In the eight verse we are finally made aware of the exact nature of the nameless woman's medical problem - she is infertile. But just as the starving people are not allowed to express their feelings directly, neither does the poet give the woman her own voice. However, just as the Irish in the poet responds instinctively to the suffering of her ancestors, in the same way the woman in Eavan Boland responds sympathetically and identifies with the plight of another woman. The utter finality of never, the plaintive 'o' sounds, and the poignant rhetorical question all emphasise the overwhelming weight of the woman's grief

Barren, never to know the load
of his child in you, what is your body
now if not a famine road?

The pessimistic conclusion here is that a woman's body is useless if it does not produce a child, just as a road is useless if it leads nowhere.

In The Famine Road the poet links a whole people's experience, physical and psychological, of defeat and failure with one woman's experience of physical failure and psychological suffering. A further analogy is that the infertility of mother Ireland, her failure to produce a potato crop, led to terrible suffering, physical and mental for her children. Similarly the woman's failure to produce a child will cause her terrible mental suffering. Moreover, both the starving Irish people and the barren woman can be seen as victims of an inscrutable Divine Power. A helpless sense of defeat is also common to both experiences.

The two strands of The Famine Road are concerned with the abuse of power, on a political level and on an individual professional level. The British government actively abuse their political power by inflicting further unnecessary suffering on an already starving, powerless people. On an individual level the doctor abuses his power by neglecting to do his duty by the woman and failing to respond sympathetically to her plight.

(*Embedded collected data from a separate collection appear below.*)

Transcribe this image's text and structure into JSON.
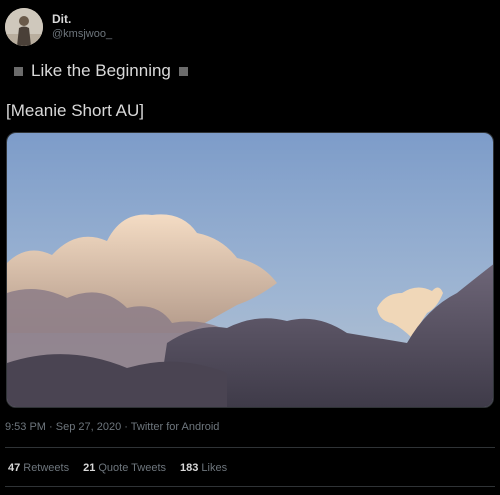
{
  "author": {
    "display_name": "Dit.",
    "handle": "@kmsjwoo_"
  },
  "tweet": {
    "line1": "Like the Beginning",
    "line2": "[Meanie Short AU]",
    "timestamp": "9:53 PM · Sep 27, 2020 · Twitter for Android"
  },
  "stats": {
    "retweets_count": "47",
    "retweets_label": "Retweets",
    "quote_count": "21",
    "quote_label": "Quote Tweets",
    "likes_count": "183",
    "likes_label": "Likes"
  },
  "colors": {
    "background": "#000000",
    "text": "#d9d9d9",
    "secondary_text": "#6e767d",
    "divider": "#2f3336"
  }
}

When she was asked in an interview what being Irish meant to her, Eavan Boland explained:

Apart from the fact that connects me with a past, I find it a perspective on my womanhood as well. Womanhood and Irishness are metaphors for one another. There are resonances of humiliation, oppression and silence in both of them and I think you can understand one better by experiencing the other.

In The Famine Road the links between Irishness and womanhood are many - lack of understanding, callous treatment, a sense of failure and uselessness, silent suffering.